Hollywoodland is the period piece biographical docudrama (how many films can claim that label?) chronicling the story of George Reeves, a.k.a. the star of the 1950s TV series Adventures of Superman. And it’s hella solid. As Reeves, Affleck deftly lays out the tumultuous life and untimely death of the iconic television star, a complex dude to say the least (hey, you try being typecast as Superman — not so fun). Plus the rest of the cast aren’t exactly slouches either: Adrien Brody, Diane Lane, Bob Hoskins, Robin Tunney. Not only did Ben take home the Volpi Cup for ‘Best Actor’ at the Venice Film Festival, he also snagged a ‘Best Supporting Actor’ Golden Globe. Man of steel indeed.
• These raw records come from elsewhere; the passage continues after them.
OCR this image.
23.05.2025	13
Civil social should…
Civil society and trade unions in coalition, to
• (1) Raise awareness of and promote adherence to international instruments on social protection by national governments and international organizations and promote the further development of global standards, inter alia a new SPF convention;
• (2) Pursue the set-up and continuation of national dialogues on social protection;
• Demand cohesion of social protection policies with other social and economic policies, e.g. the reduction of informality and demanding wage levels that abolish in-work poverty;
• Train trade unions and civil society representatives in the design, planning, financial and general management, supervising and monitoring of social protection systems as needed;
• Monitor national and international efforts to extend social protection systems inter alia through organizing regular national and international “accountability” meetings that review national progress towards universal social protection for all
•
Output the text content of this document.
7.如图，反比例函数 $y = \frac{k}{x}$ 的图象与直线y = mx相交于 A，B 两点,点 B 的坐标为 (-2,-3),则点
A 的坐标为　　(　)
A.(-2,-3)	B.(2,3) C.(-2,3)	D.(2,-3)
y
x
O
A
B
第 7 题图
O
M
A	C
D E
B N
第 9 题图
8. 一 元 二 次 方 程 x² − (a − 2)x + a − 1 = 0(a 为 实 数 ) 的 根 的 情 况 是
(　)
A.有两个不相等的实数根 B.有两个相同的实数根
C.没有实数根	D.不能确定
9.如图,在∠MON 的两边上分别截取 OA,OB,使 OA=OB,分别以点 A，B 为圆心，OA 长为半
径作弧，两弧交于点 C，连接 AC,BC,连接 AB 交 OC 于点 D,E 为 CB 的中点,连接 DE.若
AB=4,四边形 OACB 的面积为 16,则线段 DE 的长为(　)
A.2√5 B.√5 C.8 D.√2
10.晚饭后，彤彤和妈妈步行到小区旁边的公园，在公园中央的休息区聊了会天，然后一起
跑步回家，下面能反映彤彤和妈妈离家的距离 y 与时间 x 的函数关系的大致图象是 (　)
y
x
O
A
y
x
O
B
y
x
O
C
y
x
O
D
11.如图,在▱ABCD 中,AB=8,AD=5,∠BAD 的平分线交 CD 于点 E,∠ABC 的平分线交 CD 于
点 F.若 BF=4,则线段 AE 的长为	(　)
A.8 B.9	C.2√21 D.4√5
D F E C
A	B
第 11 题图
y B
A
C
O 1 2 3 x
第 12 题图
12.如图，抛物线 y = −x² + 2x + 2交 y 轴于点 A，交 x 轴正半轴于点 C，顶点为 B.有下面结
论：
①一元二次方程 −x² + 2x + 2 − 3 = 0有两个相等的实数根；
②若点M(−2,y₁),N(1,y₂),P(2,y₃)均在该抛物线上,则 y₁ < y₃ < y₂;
Ah, Boiler Room. The gist: a college dropout (Giovanni Ribisi) lands a coveted broker gig at a top investment firm, only to be sucked in by Wall Street’s seedy underbelly. Although critical reception was initially mixed, the film’s become a card-carrying cult classic in recent years. And Ben’s steely performance as alpha-male d-bag Jim Young has definitely contributed to Boiler Room’s now-revered status. For his efforts, he even nabbed a ‘Choice Sleazebag Award’ nomination (yes, that’s a real thing) at the 2000 Teen Choice Awards. Who says discipline and hard work don’t pay off?
‘Dazed and Confused’
Speaking of cult classics, you don’t get more culty and classic than Dazed and Confused, the Richard Linklater pic the launched the careers of an uncanny number of actors: Matthew McConaughey, Milla Jovovich, Joey Lauren Adams, Parker Posey, Renée Zellweger, and yes, one Mr. Benjamin Affleck. It’s the coming-of-age story of a group of Texas teens on their last day of high school, circa 1976. We’re talking hazing, sex, violence, tears, and nostalgia, all crammed into the span of a few hours. For those who’ve yet to see it (sacrilege!), Ben perfectly rounds out the cast as flunking-and-doomed-to-repeat-his-senior-year Fred O’Bannon. And how’s this for kudos: Quentin Tarantino cites Dazed and Confused as one of the ten greatest films of all time, with Entertainment Weekly calling it one of the funniest movies of the past 25 years.
‘Good Will Hunting’
The obvious number one on this list, but hey, it’s the most deserving. Sure Dazed and Confused put Affleck on the map, but it was Good Will Hunting that shot him to stardom. Matt Damon and Robin Williams rightfully secure the lion’s share of the kudos as troubled genius Will and his put-upon therapist Sean. But Ben steals more than a few scenes as Chuckie, Will’s outspoken comrade-in-arms (if his performance in the below scene doesn’t move you, you may be a vampire android). Bonus: Ben and Matt penned the Oscar-winning screenplay. Funny how folks have stopped suggesting the former rode on the latter’s coattails during the writing process. Just sayin’.